Mike, our CTO, flew down from Toronto for two days to talk with visitors to our booth while the team was slaving away in the cold up north. This is the first time he’s interacted with our audience outside of a uStream cameo, and it was wonderful to have him there experiencing all the questions, comments, and enthusiasm about the machine he’s building firsthand.
SXSW was the first time we’ve been able to accurately show people the weight, size, and ergonomics of the camera, and people really responded to it, taking tons of photos and videos. Hundreds of people stopped by the booth to chat with us and check out what we were doing, including backers and many who had stopped by last year to discover the project in its infancy. It really energized our team to see how keen people are to get their hands on the camera when it’s released–we had everyone from YouTube sensations to Sundance directors to Pixar animators stop by to discuss projects with us.

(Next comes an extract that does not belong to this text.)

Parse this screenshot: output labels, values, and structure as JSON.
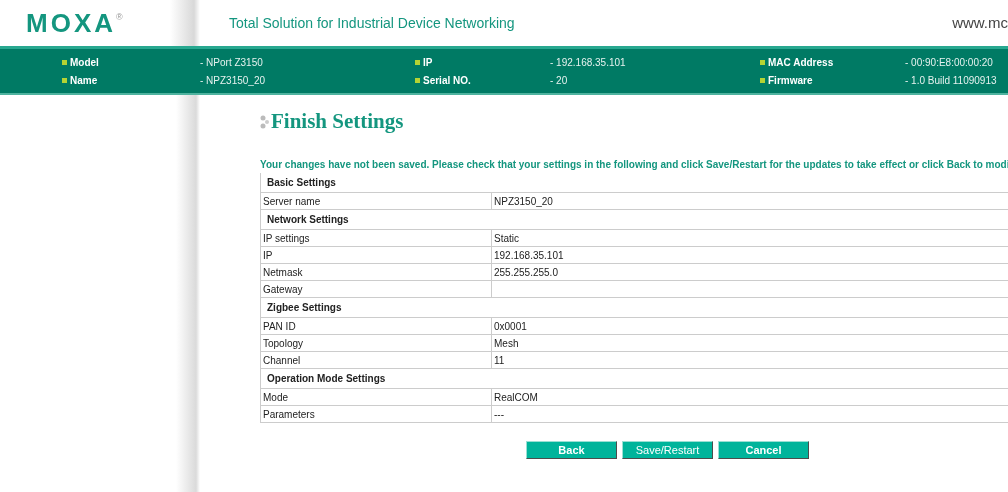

We tried to take advantage of the show to get the D16 hooked up with as many cool accessories as we could, bringing the cameras over to Audio Technica to mount some mics and visiting our trade show neighbor Douglas Monroe, whose Dougmon rigs are quite versatile and handy. Their sling is particularly nice for the ladies, putting all the weight of a camera on your hips instead of your shoulders.

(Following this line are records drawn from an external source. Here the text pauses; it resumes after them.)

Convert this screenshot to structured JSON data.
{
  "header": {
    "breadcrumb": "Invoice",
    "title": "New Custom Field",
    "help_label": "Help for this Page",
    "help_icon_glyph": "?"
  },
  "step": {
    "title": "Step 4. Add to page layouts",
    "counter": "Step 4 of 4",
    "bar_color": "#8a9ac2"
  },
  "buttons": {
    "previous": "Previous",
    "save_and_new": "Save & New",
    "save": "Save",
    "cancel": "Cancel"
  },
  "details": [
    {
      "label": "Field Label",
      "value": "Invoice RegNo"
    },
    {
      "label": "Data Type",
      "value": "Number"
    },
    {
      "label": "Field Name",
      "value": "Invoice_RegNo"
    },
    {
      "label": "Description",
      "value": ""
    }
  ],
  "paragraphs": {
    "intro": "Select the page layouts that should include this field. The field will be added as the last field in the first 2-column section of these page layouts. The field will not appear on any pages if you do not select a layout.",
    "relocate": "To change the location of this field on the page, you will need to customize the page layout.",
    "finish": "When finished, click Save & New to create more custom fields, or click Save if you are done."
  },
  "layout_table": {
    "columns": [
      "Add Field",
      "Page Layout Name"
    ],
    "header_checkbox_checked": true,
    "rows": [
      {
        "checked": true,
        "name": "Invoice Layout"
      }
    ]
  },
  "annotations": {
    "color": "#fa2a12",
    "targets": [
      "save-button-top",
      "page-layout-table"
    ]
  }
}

Our fellow Kickstarter alums, Cinetics, also came by to try out their newest motorized rig, the CineMoto.
We discovered a lot of interesting companies there too. The two that stood out the most to us were Seed & Spark, a really cool new way to crowd source and build an audience for indie film, and Hive Lighting, a new film lighting company that specializes in day light balanced lights that are more efficient, longer lasting, and overall cheaper than HMI. We actually met some of the Seed & Spark people at an event in which we shared a panel on the future of independent film. The company is based on a really great core principal and we are excited to use this service for our next film. Hive Lighting is a plasma based lighting system that can run off of batteries and runs at a temperature so low that you can touch the front element of the light, even after it has been on for hours. If you haven’t please check these two companies out, I think you will be happy you did.

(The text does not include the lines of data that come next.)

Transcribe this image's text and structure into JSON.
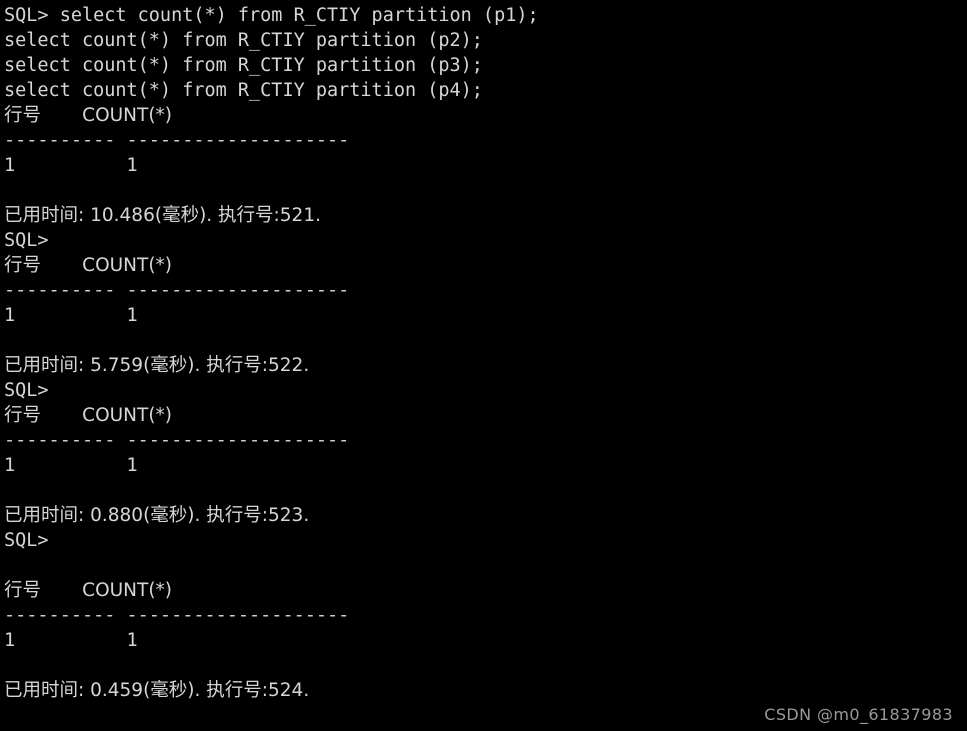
{
  "terminal": {
    "title": "SQL Terminal",
    "background_color": "#000000",
    "text_color": "#d6d6d6",
    "prompt": "SQL>",
    "lines": [
      {
        "id": "cmd-1",
        "text": "SQL> select count(*) from R_CTIY partition (p1);",
        "kind": "command"
      },
      {
        "id": "cmd-2",
        "text": "select count(*) from R_CTIY partition (p2);",
        "kind": "command"
      },
      {
        "id": "cmd-3",
        "text": "select count(*) from R_CTIY partition (p3);",
        "kind": "command"
      },
      {
        "id": "cmd-4",
        "text": "select count(*) from R_CTIY partition (p4);",
        "kind": "command"
      },
      {
        "id": "header-1",
        "text": "行号       COUNT(*)",
        "kind": "header"
      },
      {
        "id": "sep-1",
        "text": "---------- --------------------",
        "kind": "separator"
      },
      {
        "id": "row-1",
        "text": "1          1",
        "kind": "row"
      },
      {
        "id": "blank-1",
        "text": " ",
        "kind": "blank"
      },
      {
        "id": "elapsed-1",
        "text": "已用时间: 10.486(毫秒). 执行号:521.",
        "kind": "status"
      },
      {
        "id": "prompt-1",
        "text": "SQL>",
        "kind": "prompt"
      },
      {
        "id": "header-2",
        "text": "行号       COUNT(*)",
        "kind": "header"
      },
      {
        "id": "sep-2",
        "text": "---------- --------------------",
        "kind": "separator"
      },
      {
        "id": "row-2",
        "text": "1          1",
        "kind": "row"
      },
      {
        "id": "blank-2",
        "text": " ",
        "kind": "blank"
      },
      {
        "id": "elapsed-2",
        "text": "已用时间: 5.759(毫秒). 执行号:522.",
        "kind": "status"
      },
      {
        "id": "prompt-2",
        "text": "SQL>",
        "kind": "prompt"
      },
      {
        "id": "header-3",
        "text": "行号       COUNT(*)",
        "kind": "header"
      },
      {
        "id": "sep-3",
        "text": "---------- --------------------",
        "kind": "separator"
      },
      {
        "id": "row-3",
        "text": "1          1",
        "kind": "row"
      },
      {
        "id": "blank-3",
        "text": " ",
        "kind": "blank"
      },
      {
        "id": "elapsed-3",
        "text": "已用时间: 0.880(毫秒). 执行号:523.",
        "kind": "status"
      },
      {
        "id": "prompt-3",
        "text": "SQL>",
        "kind": "prompt"
      },
      {
        "id": "blank-4",
        "text": " ",
        "kind": "blank"
      },
      {
        "id": "header-4",
        "text": "行号       COUNT(*)",
        "kind": "header"
      },
      {
        "id": "sep-4",
        "text": "---------- --------------------",
        "kind": "separator"
      },
      {
        "id": "row-4",
        "text": "1          1",
        "kind": "row"
      },
      {
        "id": "blank-5",
        "text": " ",
        "kind": "blank"
      },
      {
        "id": "elapsed-4",
        "text": "已用时间: 0.459(毫秒). 执行号:524.",
        "kind": "status"
      }
    ]
  },
  "watermark": {
    "text": "CSDN @m0_61837983",
    "color": "#9a9a9a"
  }
}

And one of the best things about SXSW this year was that we had the pleasure of sharing our booth with Alyssa Bolsey, the great grand daughter of Jacques Bolsey, the inventor of the Bolex in the 20’s. She’s working on a feature-length documentary about Jacques and his invention, and her team decided to use Kickstarter as their funding tool. If you haven’t seen the trailer yet, check it out! It’s going to be an amazing film.
SXSW was a real treat for us as the tail end of an almost month-long travel journey for work, and we can’t wait to visit Austin again next year! This week we’re back in the office and barreling towards the finish line. We’ll be doing updates on UI, lenses and more in the coming weeks as we prepare to release final images and get these cameras out to backers.